KARACHI, April 26: The Civil Aviation Authority has not issued its no-objection certificate for the construction of a 47-storey IT tower being built in Gulshan-i-Iqbal, it has been learnt.
However, the Karachi Building Control Authority maintains that the CAA’s NOC is not necessary for the IT tower, which will rise to over 600 feet, as it is the city government’s project.
Meanwhile, sources said the project had found so much favour with the KBCA that it was ignoring the fact that work on the site had got under way despite the fact that the relevant building plans still remained unapproved.
Normally builders have to get the building plans of their projects approved by the KBCA before they could start the construction work.
The sources said that the project, a joint venture of the city government and a Malaysian company, would be delayed if the issue with the CAA was not settled.
The project is reported to be bringing in a huge amount of direct foreign investment.

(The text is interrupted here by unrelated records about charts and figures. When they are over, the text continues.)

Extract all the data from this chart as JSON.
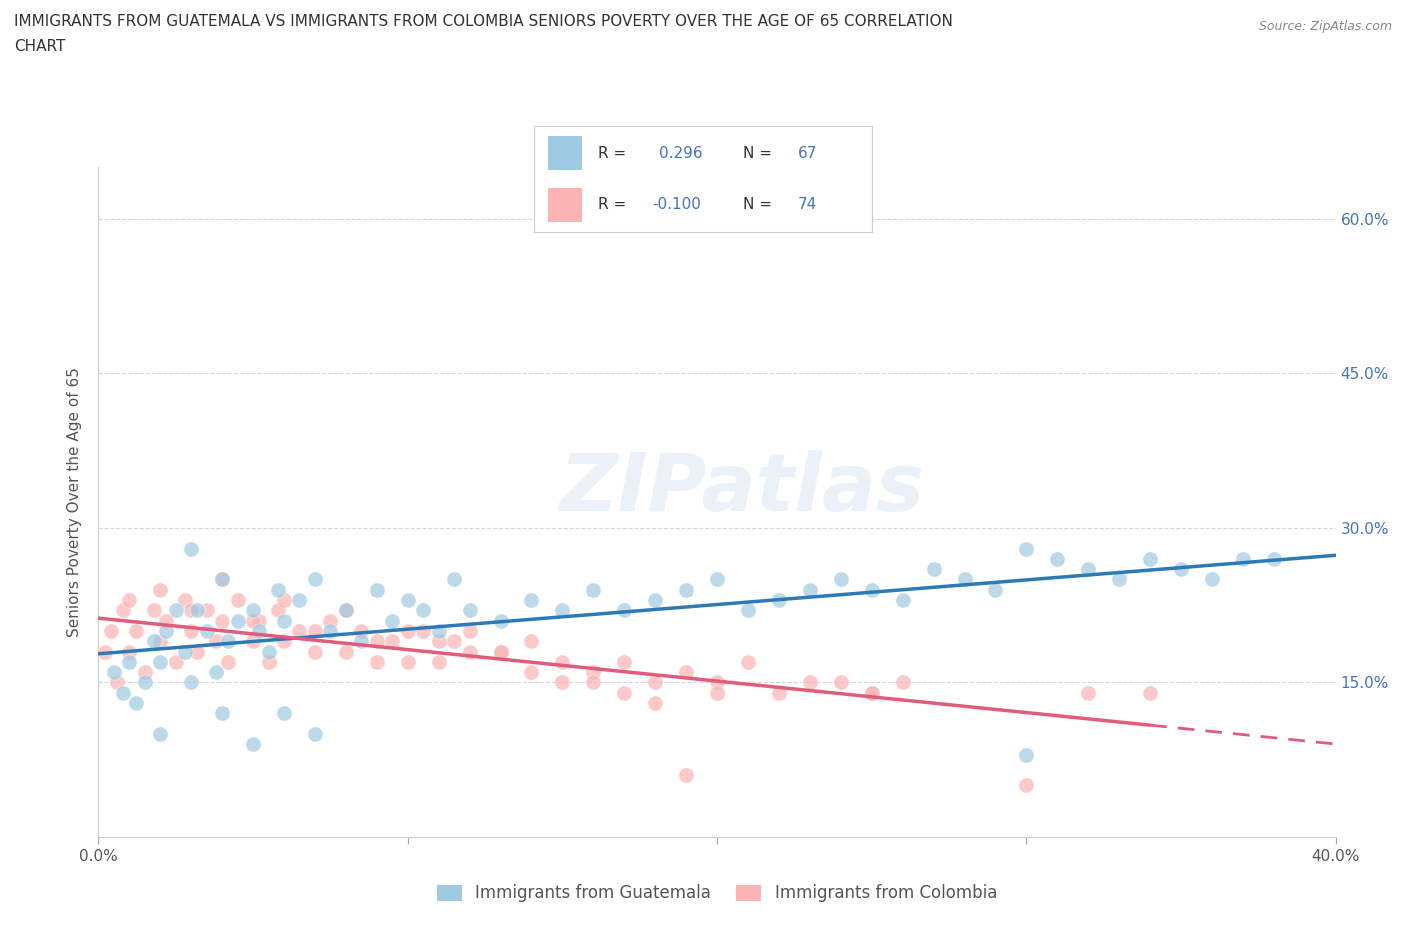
{
  "title_line1": "IMMIGRANTS FROM GUATEMALA VS IMMIGRANTS FROM COLOMBIA SENIORS POVERTY OVER THE AGE OF 65 CORRELATION",
  "title_line2": "CHART",
  "source": "Source: ZipAtlas.com",
  "ylabel": "Seniors Poverty Over the Age of 65",
  "xlim": [
    0.0,
    0.4
  ],
  "ylim": [
    0.0,
    0.65
  ],
  "guatemala_color": "#9ecae1",
  "colombia_color": "#fcb3b3",
  "guatemala_line_color": "#2c7bb6",
  "colombia_line_color": "#e05c7a",
  "R_guatemala": 0.296,
  "N_guatemala": 67,
  "R_colombia": -0.1,
  "N_colombia": 74,
  "watermark_text": "ZIPatlas",
  "background_color": "#ffffff",
  "guatemala_scatter_x": [
    0.005,
    0.008,
    0.01,
    0.012,
    0.015,
    0.018,
    0.02,
    0.022,
    0.025,
    0.028,
    0.03,
    0.032,
    0.035,
    0.038,
    0.04,
    0.042,
    0.045,
    0.05,
    0.052,
    0.055,
    0.058,
    0.06,
    0.065,
    0.07,
    0.075,
    0.08,
    0.085,
    0.09,
    0.095,
    0.1,
    0.105,
    0.11,
    0.115,
    0.12,
    0.13,
    0.14,
    0.15,
    0.16,
    0.17,
    0.18,
    0.19,
    0.2,
    0.21,
    0.22,
    0.23,
    0.24,
    0.25,
    0.26,
    0.27,
    0.28,
    0.29,
    0.3,
    0.31,
    0.32,
    0.33,
    0.34,
    0.35,
    0.36,
    0.37,
    0.38,
    0.02,
    0.03,
    0.04,
    0.05,
    0.06,
    0.07,
    0.3
  ],
  "guatemala_scatter_y": [
    0.16,
    0.14,
    0.17,
    0.13,
    0.15,
    0.19,
    0.17,
    0.2,
    0.22,
    0.18,
    0.15,
    0.22,
    0.2,
    0.16,
    0.25,
    0.19,
    0.21,
    0.22,
    0.2,
    0.18,
    0.24,
    0.21,
    0.23,
    0.25,
    0.2,
    0.22,
    0.19,
    0.24,
    0.21,
    0.23,
    0.22,
    0.2,
    0.25,
    0.22,
    0.21,
    0.23,
    0.22,
    0.24,
    0.22,
    0.23,
    0.24,
    0.25,
    0.22,
    0.23,
    0.24,
    0.25,
    0.24,
    0.23,
    0.26,
    0.25,
    0.24,
    0.28,
    0.27,
    0.26,
    0.25,
    0.27,
    0.26,
    0.25,
    0.27,
    0.27,
    0.1,
    0.28,
    0.12,
    0.09,
    0.12,
    0.1,
    0.08
  ],
  "colombia_scatter_x": [
    0.002,
    0.004,
    0.006,
    0.008,
    0.01,
    0.012,
    0.015,
    0.018,
    0.02,
    0.022,
    0.025,
    0.028,
    0.03,
    0.032,
    0.035,
    0.038,
    0.04,
    0.042,
    0.045,
    0.05,
    0.052,
    0.055,
    0.058,
    0.06,
    0.065,
    0.07,
    0.075,
    0.08,
    0.085,
    0.09,
    0.095,
    0.1,
    0.105,
    0.11,
    0.115,
    0.12,
    0.13,
    0.14,
    0.15,
    0.16,
    0.17,
    0.18,
    0.19,
    0.2,
    0.21,
    0.22,
    0.23,
    0.24,
    0.25,
    0.26,
    0.01,
    0.02,
    0.03,
    0.04,
    0.05,
    0.06,
    0.07,
    0.08,
    0.09,
    0.1,
    0.11,
    0.12,
    0.13,
    0.14,
    0.2,
    0.25,
    0.3,
    0.32,
    0.34,
    0.15,
    0.16,
    0.17,
    0.18,
    0.19
  ],
  "colombia_scatter_y": [
    0.18,
    0.2,
    0.15,
    0.22,
    0.18,
    0.2,
    0.16,
    0.22,
    0.19,
    0.21,
    0.17,
    0.23,
    0.2,
    0.18,
    0.22,
    0.19,
    0.21,
    0.17,
    0.23,
    0.19,
    0.21,
    0.17,
    0.22,
    0.19,
    0.2,
    0.18,
    0.21,
    0.18,
    0.2,
    0.17,
    0.19,
    0.17,
    0.2,
    0.17,
    0.19,
    0.18,
    0.18,
    0.16,
    0.17,
    0.16,
    0.17,
    0.15,
    0.16,
    0.15,
    0.17,
    0.14,
    0.15,
    0.15,
    0.14,
    0.15,
    0.23,
    0.24,
    0.22,
    0.25,
    0.21,
    0.23,
    0.2,
    0.22,
    0.19,
    0.2,
    0.19,
    0.2,
    0.18,
    0.19,
    0.14,
    0.14,
    0.05,
    0.14,
    0.14,
    0.15,
    0.15,
    0.14,
    0.13,
    0.06
  ]
}
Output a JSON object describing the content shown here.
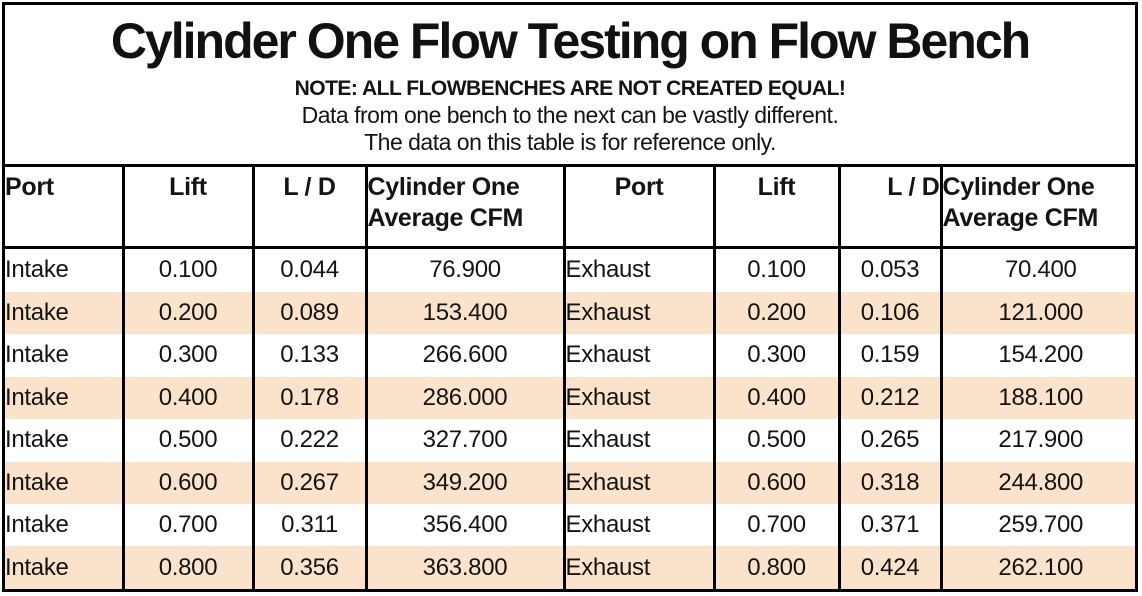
{
  "title": "Cylinder One Flow Testing on Flow Bench",
  "notes": {
    "line1": "NOTE: ALL FLOWBENCHES ARE NOT CREATED EQUAL!",
    "line2": "Data from one bench to the next can be vastly different.",
    "line3": "The data on this table is for reference only."
  },
  "colors": {
    "row_highlight": "#FBE3CB",
    "border": "#000000",
    "text": "#141414",
    "background": "#FFFFFF"
  },
  "table": {
    "headers": [
      "Port",
      "Lift",
      "L / D",
      "Cylinder One Average CFM",
      "Port",
      "Lift",
      "L / D",
      "Cylinder One Average CFM"
    ],
    "rows": [
      [
        "Intake",
        "0.100",
        "0.044",
        "76.900",
        "Exhaust",
        "0.100",
        "0.053",
        "70.400"
      ],
      [
        "Intake",
        "0.200",
        "0.089",
        "153.400",
        "Exhaust",
        "0.200",
        "0.106",
        "121.000"
      ],
      [
        "Intake",
        "0.300",
        "0.133",
        "266.600",
        "Exhaust",
        "0.300",
        "0.159",
        "154.200"
      ],
      [
        "Intake",
        "0.400",
        "0.178",
        "286.000",
        "Exhaust",
        "0.400",
        "0.212",
        "188.100"
      ],
      [
        "Intake",
        "0.500",
        "0.222",
        "327.700",
        "Exhaust",
        "0.500",
        "0.265",
        "217.900"
      ],
      [
        "Intake",
        "0.600",
        "0.267",
        "349.200",
        "Exhaust",
        "0.600",
        "0.318",
        "244.800"
      ],
      [
        "Intake",
        "0.700",
        "0.311",
        "356.400",
        "Exhaust",
        "0.700",
        "0.371",
        "259.700"
      ],
      [
        "Intake",
        "0.800",
        "0.356",
        "363.800",
        "Exhaust",
        "0.800",
        "0.424",
        "262.100"
      ]
    ]
  }
}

The sources said that the city government had offered its two-acre prime plot located next to the Civic Centre, worth roughly Rs3 billion, and the Malaysian company – IJM Construction – was bringing in $200 million.
The IT tower, which will house call centres, a luxury hotel, offices, etc after its completion in about a couple of years will generate roughly Rs25 billion, which will be shared by the city government and the Malaysian company.
Responding to Dawn queries, the CAA’s corporate manager of air traffic services said that all private builders and government organizations constructing high-rise buildings had to obtain an NOC from the CAA. He said the CAA reviewed the plans and height of the proposed buildings under the National Airfield Clearance Policy and requirements of flight safety.
He said the CAA had given an NOC to the city government’s and Malaysian company’s IT tower near the Civic Centre for the height of 182 feet only. He said the KBCA had also obtained a copy of the National Airfield Clearance Policy from the CAA. He added that the KBCA, on its own, could not give an NOC to any project and the NOC must to be issued by the CAA only after which the KBCA could approve the building plans.
He said if a building was constructed above the height allowed by the CAA, a notice was served on it and later the building was demolished. “Flight safety cannot be compromised regardless of the fact that a private builder or a government agency is constructing the building,” said CAA official Anjum Hafeez.
Answering questions by Dawn, the outgoing chief of the KBCA, Rauf Farooqui, who was in charge of the IT tower project, said that the CAA’s NOC was required only by private builders while the IT tower was a government project for which no CAA NOC was required. The KBCA had obtained a copy of the policy from the CAA and after the project plans were reviewed under the CAA policy by the KBCA, it was found that its proposed height of 600 feet was okay.
He agreed that the project had been delayed slightly, adding that the Malaysian company took longer to generate funds from the international market which took more than expected time.
Another reason was that the foreign company had three partners and one of them was an Indian national, he said, adding that the country’s security agencies expressed concern about it. So the Indian national had to be replaced and the legal matters involved took some time, the outgoing KBCA chief said.
Asked if the plans had been approved by the KBCA, he said that the plans were being prepared and would be ready soon and the work on the project would begin by June “positively” and would be completed within 30 months.
He, however, did not agree that the KBCA was looking the other way while the work on the project on the site had already started which was against the KBCA rules, and said that only exploration activities to test the strength of the soil was being carried out and the project work would start only after the plans were approved by the KBCA.
Mr Farooqui said that not only the city government would make huge profits from the project, but over 30,000 IT professionals – candidates for the project have already been short-listed -- would also get employment opportunities in the call centres located in the tower.
The sources, however, said that heavy earth-moving machinery had been used on the site for over a month now. They added that massive excavation had been carried out and hundreds of dumpers carrying soil from the site left a deep pit which would most probably be used for the basement. A huge quantity of steel and other construction material had also been moved in.
A company employee told Dawn that the project was having some problems with the CAA, which was not allowing the height of the building to be more than 150 metres. If the height of 150 metres – that could accommodate about 38 floors -- was to be observed, a luxury hotel planned for the top nine floors could not be constructed, and not only the entire building plans had to be reviewed but even the economics of the project would be changed. He, however, was hopeful that the local partner – the city government – would take up the issue with the CAA and have resolved it amicably.
The sources, however, said that if the CAA stuck to its 182-foot height limit, the entire project might have to be scraped. They added that the project might become financially unfeasible as only between 15 and 20 floors could be built in that height, which could not generate enough profits for the partners – the city government and the Malaysian firm.